We all know this team is a work in progress, and so the final seven matches could be used to continue to find solutions for the various problems the team has had this year. Especially if Robin Fraser is coming back next season, he could be using this time to try and figure out some of the issues with an eye on next year. Certainly most of the first-teamers have had bright spots in 2012, so why not continue to see who is really a cut above the rest of the roster, and figure out how they can get back on track? It may be an unsatisfying way to finish the season, but it could provide a boost for at least some of the starters ahead of 2013.
Strategy 2: Play some of the younger players
If it's broken, why continue playing the same players? Why not give some of the younger guys a chance? To a degree, that's already happening in the attack, with Juan Agudelo, Casey Townsend, Miller Bolanos and Tristan Bowen getting a lot of minutes lately. Although the goals aren't coming in bunches, all of those players have looked dangerous and are building chemistry together, although they still have work to do on that front.
And considering the youth on the team, Cesar Romero, Paolo Cardozo, Jose Correa, Marvin Iraheta, and Marky Delgado could also benefit from the time on the field. To a certain extent, I think the current rotation has been positive up top, and the only player to really have gotten frozen out is Correa, who has certainly shown he has the potential to be a dependable scorer, if he's given consistent minutes and good service. Still, giving the youngsters' reps could be good for their development, especially if Chivas look likely to lose anyway. In other words, would you rather lose with Juan Pablo Angel and Alejandro Moreno starting, or with the young players starting?
The downside is that there aren't any real young defenders waiting in the wings, with the possible exception of Jorge Villafana. If Chivas had some young defenders, this could be a good chance to see them get action. They would almost certainly make mistakes, but that's part of the process, and better to give them teaching moments when the team has nothing to play for than when there's something major on the line. Bobby Burling hasn't played much, but that's because he was signed late in the season. He and Rauwshan McKenzie are younger than Danny Califf and John Valencia, but they aren't exactly "young." And there's no backup to James Riley, which continues to be a frightening fact. Fortunately, Riley has been up to play every minute this season.
Strategy 3: Does it matter?
I think there are merits to either of the first two approaches, but the key question is whether Robin Fraser is going to be around next year. If he isn't, this team is set up for yet another rebuilding project, and key players with the current group may be on the outs regardless of their relative merit. There's been no official indication that Fraser's job is in jeopardy, but the ownership shift coupled with Chivas' terrible form to end the season for the second straight year means that Fraser's job has to be in doubt beyond this season. One would hope he would work as though he was continuing with the team in 2013, and figure out one strategy or another to do productive work for the remainder of the season even if the overall project on the year was a failure.

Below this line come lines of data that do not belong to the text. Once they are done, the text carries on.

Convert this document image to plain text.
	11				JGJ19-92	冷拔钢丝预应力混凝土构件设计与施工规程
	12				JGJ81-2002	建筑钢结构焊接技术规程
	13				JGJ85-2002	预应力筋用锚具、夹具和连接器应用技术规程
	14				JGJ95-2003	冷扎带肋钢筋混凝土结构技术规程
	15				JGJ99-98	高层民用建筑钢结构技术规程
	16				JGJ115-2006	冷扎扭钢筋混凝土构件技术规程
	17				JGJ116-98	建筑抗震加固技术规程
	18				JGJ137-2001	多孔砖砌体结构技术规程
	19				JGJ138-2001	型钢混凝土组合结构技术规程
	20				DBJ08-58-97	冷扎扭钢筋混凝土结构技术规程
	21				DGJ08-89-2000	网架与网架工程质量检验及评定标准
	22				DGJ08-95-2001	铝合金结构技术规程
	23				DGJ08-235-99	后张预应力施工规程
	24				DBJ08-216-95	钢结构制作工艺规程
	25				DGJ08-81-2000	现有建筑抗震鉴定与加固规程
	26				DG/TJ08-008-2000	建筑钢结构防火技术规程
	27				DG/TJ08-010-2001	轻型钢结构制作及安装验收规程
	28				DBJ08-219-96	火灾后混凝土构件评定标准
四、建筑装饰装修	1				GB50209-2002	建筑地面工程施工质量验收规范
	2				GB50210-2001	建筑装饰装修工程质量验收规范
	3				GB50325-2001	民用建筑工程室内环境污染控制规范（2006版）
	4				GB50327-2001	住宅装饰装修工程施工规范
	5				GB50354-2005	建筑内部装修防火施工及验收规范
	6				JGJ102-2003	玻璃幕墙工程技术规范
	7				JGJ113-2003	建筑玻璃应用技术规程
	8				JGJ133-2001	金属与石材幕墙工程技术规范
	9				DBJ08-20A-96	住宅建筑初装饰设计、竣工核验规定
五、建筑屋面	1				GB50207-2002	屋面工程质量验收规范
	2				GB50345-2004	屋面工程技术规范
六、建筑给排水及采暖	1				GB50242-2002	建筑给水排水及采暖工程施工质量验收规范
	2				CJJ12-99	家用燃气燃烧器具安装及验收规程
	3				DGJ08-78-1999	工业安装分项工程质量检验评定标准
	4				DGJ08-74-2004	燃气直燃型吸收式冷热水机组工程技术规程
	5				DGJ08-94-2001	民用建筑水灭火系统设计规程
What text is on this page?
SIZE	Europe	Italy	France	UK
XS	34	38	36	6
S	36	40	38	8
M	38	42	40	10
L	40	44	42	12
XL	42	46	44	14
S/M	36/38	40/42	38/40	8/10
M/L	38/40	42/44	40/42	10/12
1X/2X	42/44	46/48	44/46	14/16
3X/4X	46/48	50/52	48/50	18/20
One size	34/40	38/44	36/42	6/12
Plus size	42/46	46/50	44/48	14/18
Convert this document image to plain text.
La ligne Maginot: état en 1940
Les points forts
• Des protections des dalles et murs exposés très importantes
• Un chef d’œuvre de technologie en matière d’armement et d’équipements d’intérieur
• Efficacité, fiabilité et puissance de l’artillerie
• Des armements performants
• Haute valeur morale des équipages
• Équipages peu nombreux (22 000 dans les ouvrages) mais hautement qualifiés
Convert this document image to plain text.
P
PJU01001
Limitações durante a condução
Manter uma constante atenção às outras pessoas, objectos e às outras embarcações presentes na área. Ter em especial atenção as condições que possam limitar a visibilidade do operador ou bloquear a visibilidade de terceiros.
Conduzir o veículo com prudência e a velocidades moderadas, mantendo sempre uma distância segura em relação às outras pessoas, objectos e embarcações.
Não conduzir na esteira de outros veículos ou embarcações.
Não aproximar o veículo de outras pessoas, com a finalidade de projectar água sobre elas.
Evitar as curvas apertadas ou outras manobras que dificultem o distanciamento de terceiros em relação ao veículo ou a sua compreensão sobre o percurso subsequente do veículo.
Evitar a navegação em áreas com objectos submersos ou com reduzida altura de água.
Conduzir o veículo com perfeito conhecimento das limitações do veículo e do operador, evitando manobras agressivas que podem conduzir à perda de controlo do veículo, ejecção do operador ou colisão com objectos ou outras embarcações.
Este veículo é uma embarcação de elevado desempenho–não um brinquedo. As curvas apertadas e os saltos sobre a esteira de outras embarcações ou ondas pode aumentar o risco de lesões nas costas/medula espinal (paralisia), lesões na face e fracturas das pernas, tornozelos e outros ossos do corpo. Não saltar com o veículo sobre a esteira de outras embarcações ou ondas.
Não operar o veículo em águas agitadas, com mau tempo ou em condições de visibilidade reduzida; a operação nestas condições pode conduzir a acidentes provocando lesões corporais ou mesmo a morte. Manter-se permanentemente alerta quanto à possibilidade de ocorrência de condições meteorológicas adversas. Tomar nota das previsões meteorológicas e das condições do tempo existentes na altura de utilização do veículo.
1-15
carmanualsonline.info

But if he is out after the season, this lame duck period won't really mean a great deal to the vast majority of incoming coaches, who want their own players, especially for a team at or near the bottom of the standings.
At the moment, we can't know what this team will look like in 2013, but they need to find a way to be productive in one way or another with the final seven games of the season. If that means continuing to work for wins, work on building the skills of the first team, or to develop the younger players, fine. But there has to be some strategy.